DOLAR EKONOMİYİ NASIL ETKİLİYOR?
Peki doların önlenemez yükselişinin ekonomiye maliyeti ne? Yüksek fiyatlı dolar ekonomi çarklarını nasıl etkiliyor?
Reuters haber ajansı, Dolar/TL kurunun son zamanlarda hızlı yükselmesinin Türk ekonomisinde üç alanda baskıyı artırdığını yazdı. Özel sektörün döviz borcu, enflasyon ve Türkiye'nin düşük petrol fiyatlarından yararlanamaması olarak sıraladı.
ÖZEL SEKTÖRÜN BORÇ YÜKÜ AĞIRLAŞIYOR
Türkiye'nin dış kamu borç yükü yönetilebilecek seviyede olsa da şirketler ve finans kuruluşları önümüzdeki iki ay içinde yaklaşık 10 milyar dolar değerinde geri ödemeyle karşı karşıya.
Reuters'a konuşan Uluslararası Finans Enstitüsü'nün (IIF) gelişmekte olan Avrupa ekonomileri araştırma biriminin müdürü Uğraş Ülkü, "TL'nin daha da değer kaybetmesi şirket bilançolarını daha fazla bozacak ve bu nedenle yatırım beklentilerini olumsuz etkileyecek" dedi.
Ülkü, verimliliği, istihdamı, rekabet gücünü ve ihracatı artırmak için daha güçlü sermaye harcamalarının kritik olduğu bir dönemde kurun artmasının şirketlerin yatırımlarını kısıtlayabileceğini söyledi.
TL'DE DEĞER KAYBI ENFLASYONU KÖRÜKLÜYOR
Reuters, Türkiye'nin daha sadece 17 yıl önce hiperenflasyonla mücadele eden bir ülke olduğu için fiyat baskılarının ekonominin hassas bir noktası olduğunu vurguluyor.
Türkiye İstatistik Kurumu'nun (TÜİK) bugün açıkladığı verilere göre Eylül ayında enflasyon yüzde 11,75 olarak gerçekleşti.
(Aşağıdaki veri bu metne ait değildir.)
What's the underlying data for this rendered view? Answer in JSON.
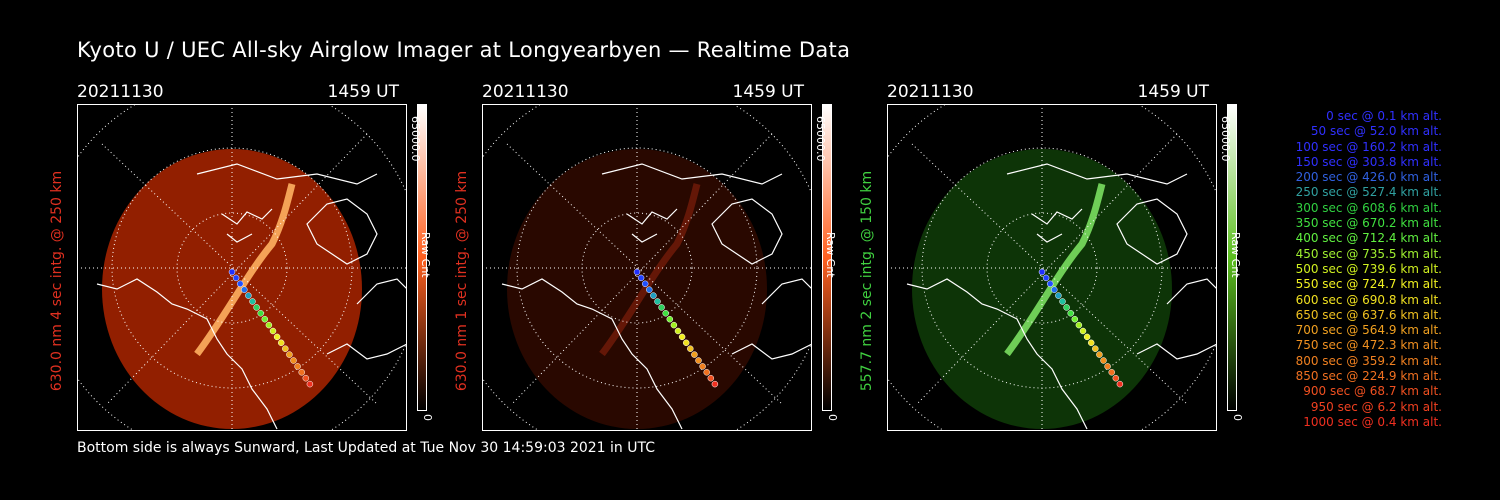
{
  "title": "Kyoto U / UEC All-sky Airglow Imager at Longyearbyen — Realtime Data",
  "footer": "Bottom side is always Sunward, Last Updated at Tue Nov 30 14:59:03 2021 in UTC",
  "panels": [
    {
      "date": "20211130",
      "time": "1459 UT",
      "label": "630.0 nm 4 sec intg. @ 250 km",
      "label_color": "#e03020",
      "cbar_max": "65000.0",
      "cbar_label": "Raw Cnt",
      "cbar_min": "0",
      "glow": "#c32a00",
      "glow_opacity": 0.75,
      "aurora": "#ffb060"
    },
    {
      "date": "20211130",
      "time": "1459 UT",
      "label": "630.0 nm 1 sec intg. @ 250 km",
      "label_color": "#e03020",
      "cbar_max": "65000.0",
      "cbar_label": "Raw Cnt",
      "cbar_min": "0",
      "glow": "#3a0c00",
      "glow_opacity": 0.7,
      "aurora": "#6a1a08"
    },
    {
      "date": "20211130",
      "time": "1459 UT",
      "label": "557.7 nm 2 sec intg. @ 150 km",
      "label_color": "#40d040",
      "cbar_max": "65000.0",
      "cbar_label": "Raw Cnt",
      "cbar_min": "0",
      "glow": "#0e3a08",
      "glow_opacity": 0.9,
      "aurora": "#7adf60"
    }
  ],
  "legend": [
    {
      "text": "0 sec @    0.1 km alt.",
      "color": "#3030ff"
    },
    {
      "text": "50 sec @   52.0 km alt.",
      "color": "#3030ff"
    },
    {
      "text": "100 sec @  160.2 km alt.",
      "color": "#3030ff"
    },
    {
      "text": "150 sec @  303.8 km alt.",
      "color": "#3030ff"
    },
    {
      "text": "200 sec @  426.0 km alt.",
      "color": "#3060e0"
    },
    {
      "text": "250 sec @  527.4 km alt.",
      "color": "#30a0a0"
    },
    {
      "text": "300 sec @  608.6 km alt.",
      "color": "#30d040"
    },
    {
      "text": "350 sec @  670.2 km alt.",
      "color": "#40e040"
    },
    {
      "text": "400 sec @  712.4 km alt.",
      "color": "#60f040"
    },
    {
      "text": "450 sec @  735.5 km alt.",
      "color": "#a0f030"
    },
    {
      "text": "500 sec @  739.6 km alt.",
      "color": "#d0f020"
    },
    {
      "text": "550 sec @  724.7 km alt.",
      "color": "#f0f020"
    },
    {
      "text": "600 sec @  690.8 km alt.",
      "color": "#f0e020"
    },
    {
      "text": "650 sec @  637.6 km alt.",
      "color": "#f0c020"
    },
    {
      "text": "700 sec @  564.9 km alt.",
      "color": "#f0a020"
    },
    {
      "text": "750 sec @  472.3 km alt.",
      "color": "#f09020"
    },
    {
      "text": "800 sec @  359.2 km alt.",
      "color": "#f08020"
    },
    {
      "text": "850 sec @  224.9 km alt.",
      "color": "#f07020"
    },
    {
      "text": "900 sec @   68.7 km alt.",
      "color": "#f05020"
    },
    {
      "text": "950 sec @    6.2 km alt.",
      "color": "#f04020"
    },
    {
      "text": "1000 sec @    0.4 km alt.",
      "color": "#f03020"
    }
  ],
  "track_colors": [
    "#2030ff",
    "#2040ff",
    "#2050ff",
    "#2070f0",
    "#20a0c0",
    "#20c0a0",
    "#30d060",
    "#40e040",
    "#70f030",
    "#a0f020",
    "#d0f020",
    "#f0f020",
    "#f0e020",
    "#f0c020",
    "#f0a020",
    "#f09020",
    "#f08020",
    "#f07020",
    "#f05020",
    "#f03020"
  ]
}
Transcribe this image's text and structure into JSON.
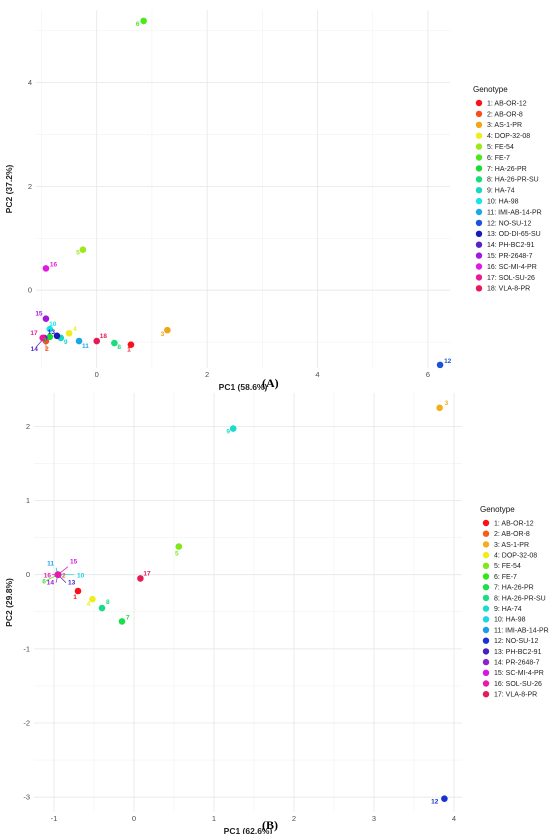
{
  "panel_labels": [
    "(A)",
    "(B)"
  ],
  "chart_data": [
    {
      "type": "scatter",
      "panel": "(A)",
      "xlabel": "PC1 (58.6%)",
      "ylabel": "PC2 (37.2%)",
      "xlim": [
        -1.1,
        6.4
      ],
      "ylim": [
        -1.5,
        5.4
      ],
      "xticks": [
        0,
        2,
        4,
        6
      ],
      "yticks": [
        0,
        2,
        4
      ],
      "grid": true,
      "legend_title": "Genotype",
      "legend_placement": "right",
      "labels_on_points": true,
      "points": [
        {
          "id": "1",
          "label": "1: AB-OR-12",
          "x": 0.62,
          "y": -1.05,
          "color": "#F8111A"
        },
        {
          "id": "2",
          "label": "2: AB-OR-8",
          "x": -0.92,
          "y": -0.98,
          "color": "#F5501A"
        },
        {
          "id": "3",
          "label": "3: AS-1-PR",
          "x": 1.28,
          "y": -0.77,
          "color": "#F2A51A"
        },
        {
          "id": "4",
          "label": "4: DOP-32-08",
          "x": -0.5,
          "y": -0.83,
          "color": "#EEEE1A"
        },
        {
          "id": "5",
          "label": "5: FE-54",
          "x": -0.25,
          "y": 0.78,
          "color": "#9CE81A"
        },
        {
          "id": "6",
          "label": "6: FE-7",
          "x": 0.85,
          "y": 5.19,
          "color": "#4CE81A"
        },
        {
          "id": "7",
          "label": "7: HA-26-PR",
          "x": -0.85,
          "y": -0.9,
          "color": "#16DC33"
        },
        {
          "id": "8",
          "label": "8: HA-26-PR-SU",
          "x": 0.32,
          "y": -1.02,
          "color": "#1ADB7D"
        },
        {
          "id": "9",
          "label": "9: HA-74",
          "x": -0.65,
          "y": -0.92,
          "color": "#1AD6C2"
        },
        {
          "id": "10",
          "label": "10: HA-98",
          "x": -0.85,
          "y": -0.75,
          "color": "#1AE2E8"
        },
        {
          "id": "11",
          "label": "11: IMI-AB-14-PR",
          "x": -0.32,
          "y": -0.98,
          "color": "#1AA7E8"
        },
        {
          "id": "12",
          "label": "12: NO-SU-12",
          "x": 6.22,
          "y": -1.44,
          "color": "#1A53D9"
        },
        {
          "id": "13",
          "label": "13: OD-DI-65-SU",
          "x": -0.72,
          "y": -0.88,
          "color": "#1A1AB8"
        },
        {
          "id": "14",
          "label": "14: PH-BC2-91",
          "x": -0.95,
          "y": -0.92,
          "color": "#5522C8"
        },
        {
          "id": "15",
          "label": "15: PR-2648-7",
          "x": -0.92,
          "y": -0.55,
          "color": "#A21AD9"
        },
        {
          "id": "16",
          "label": "16: SC-MI-4-PR",
          "x": -0.92,
          "y": 0.42,
          "color": "#E01AE0"
        },
        {
          "id": "17",
          "label": "17: SOL-SU-26",
          "x": -0.98,
          "y": -0.92,
          "color": "#E81A9A"
        },
        {
          "id": "18",
          "label": "18: VLA-8-PR",
          "x": 0.0,
          "y": -0.98,
          "color": "#E81A55"
        }
      ]
    },
    {
      "type": "scatter",
      "panel": "(B)",
      "xlabel": "PC1 (62.6%)",
      "ylabel": "PC2 (29.8%)",
      "xlim": [
        -1.25,
        4.1
      ],
      "ylim": [
        -3.2,
        2.45
      ],
      "xticks": [
        -1,
        0,
        1,
        2,
        3,
        4
      ],
      "yticks": [
        -3,
        -2,
        -1,
        0,
        1,
        2
      ],
      "grid": true,
      "legend_title": "Genotype",
      "legend_placement": "right",
      "labels_on_points": true,
      "points": [
        {
          "id": "1",
          "label": "1: AB-OR-12",
          "x": -0.7,
          "y": -0.22,
          "color": "#F8111A"
        },
        {
          "id": "2",
          "label": "2: AB-OR-8",
          "x": -0.95,
          "y": 0.0,
          "color": "#F55E1A"
        },
        {
          "id": "3",
          "label": "3: AS-1-PR",
          "x": 3.82,
          "y": 2.25,
          "color": "#F2AF1A"
        },
        {
          "id": "4",
          "label": "4: DOP-32-08",
          "x": -0.52,
          "y": -0.33,
          "color": "#EEEE1A"
        },
        {
          "id": "5",
          "label": "5: FE-54",
          "x": 0.56,
          "y": 0.38,
          "color": "#7EE81A"
        },
        {
          "id": "6",
          "label": "6: FE-7",
          "x": -0.95,
          "y": 0.0,
          "color": "#2EE81A"
        },
        {
          "id": "7",
          "label": "7: HA-26-PR",
          "x": -0.15,
          "y": -0.63,
          "color": "#1AE048"
        },
        {
          "id": "8",
          "label": "8: HA-26-PR-SU",
          "x": -0.4,
          "y": -0.45,
          "color": "#1ADB86"
        },
        {
          "id": "9",
          "label": "9: HA-74",
          "x": 1.24,
          "y": 1.97,
          "color": "#1ADBCC"
        },
        {
          "id": "10",
          "label": "10: HA-98",
          "x": -0.95,
          "y": 0.0,
          "color": "#1AD6E8"
        },
        {
          "id": "11",
          "label": "11: IMI-AB-14-PR",
          "x": -0.95,
          "y": 0.0,
          "color": "#1A9CE8"
        },
        {
          "id": "12",
          "label": "12: NO-SU-12",
          "x": 3.88,
          "y": -3.02,
          "color": "#1A33D0"
        },
        {
          "id": "13",
          "label": "13: PH-BC2-91",
          "x": -0.95,
          "y": 0.0,
          "color": "#4422C0"
        },
        {
          "id": "14",
          "label": "14: PR-2648-7",
          "x": -0.95,
          "y": 0.0,
          "color": "#8E22D0"
        },
        {
          "id": "15",
          "label": "15: SC-MI-4-PR",
          "x": -0.95,
          "y": 0.0,
          "color": "#D41AE0"
        },
        {
          "id": "16",
          "label": "16: SOL-SU-26",
          "x": -0.95,
          "y": 0.0,
          "color": "#E81AAA"
        },
        {
          "id": "17",
          "label": "17: VLA-8-PR",
          "x": 0.08,
          "y": -0.05,
          "color": "#E81A55"
        }
      ]
    }
  ]
}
Reuters'a göre faiz oranlarının enflasyonun altında seyretmesi, yabancı yatırımcıya yeterli teşviği sunamıyor. Fiyat artışının kontrol edilememesi de cari açık verildiği için TL'nin daha da değer kaybetmesinde rol oynuyor.
Yatırım bankası Goldman Sachs'tan Kevin Daly, müşterilere gönderdiği notunda, "TL'deki değer kaybının enflasyondaki artışın ana belirleyicisi olmasını bekliyoruz" dedi.
Daly ayrıca geçen ay çekirdek enflasyon verisinin artış hızının düşük gelmesinde vergi indirimlerinin rol oynamış olabileceğini aktardı.
Ekonomi yönetimi uzun süre, enflasyona neden olduğu gerekçesiyle faiz arttırmamış, TL'nin dolar karşısında tutunabilmesini sağlayacak bu silahı kullanmamıştı. Dolar karşısında TL'nin aşırı değer kaybetmesi enflasyonun yükselmesine de neden oldu.
TÜRKİYE PETROL FİYATLARINDA DÜŞÜŞTEN YARARLANAMIYOR
Küresel petrol fiyatları yılın başından beri yüzde 40 düşse de TL'deki değer kaybı Türkiye'nin bu durumdan yararlanmasını engelliyor.
Petrol fiyatlarının düşmesi petrol ithal eden ülkelere bir nefes alma fırsatı verse de TL'nin değer kaybının artmasıyla Türkiye'nin bu durumdan sağlayabileceği fayda düşüyor.
Dünya Bankası'nın verilerine göre 2019 sonunda Türkiye'nin ithalatının GSYH'ye oranı yüzde 30 oldu; bunun yüzde 8'ini yakıt ithalatı oluşturuyor.
100 MİLYAR DOLARA RAĞMEN DOLAR FRENLENEMEDİ
Doların TL karşısındaki yükselişini frenlemek için Merkez Bankası, kamu bankaları eliyle piyasaya 100 milyar dolardan fazla para aktardı. Faiz silahını kullanmama politikasında ısrarın sonucu Merkez Bankasının rezervleri erirken, doların ateşi de bir türlü düşürülemedi.
2019 yılı başında 5.15 lira seviyesinde olan dolar, 2020’de 7.20 liraya kadar dayandı. Kur 100 milyar doları bulan MB müdahalesine rağmen rekor üstüne rekor kırdı. 2019’dan bu yana rekor seviyeye bakıldığında TL’nin yüzde 40 değer kaybettiği görülüyor.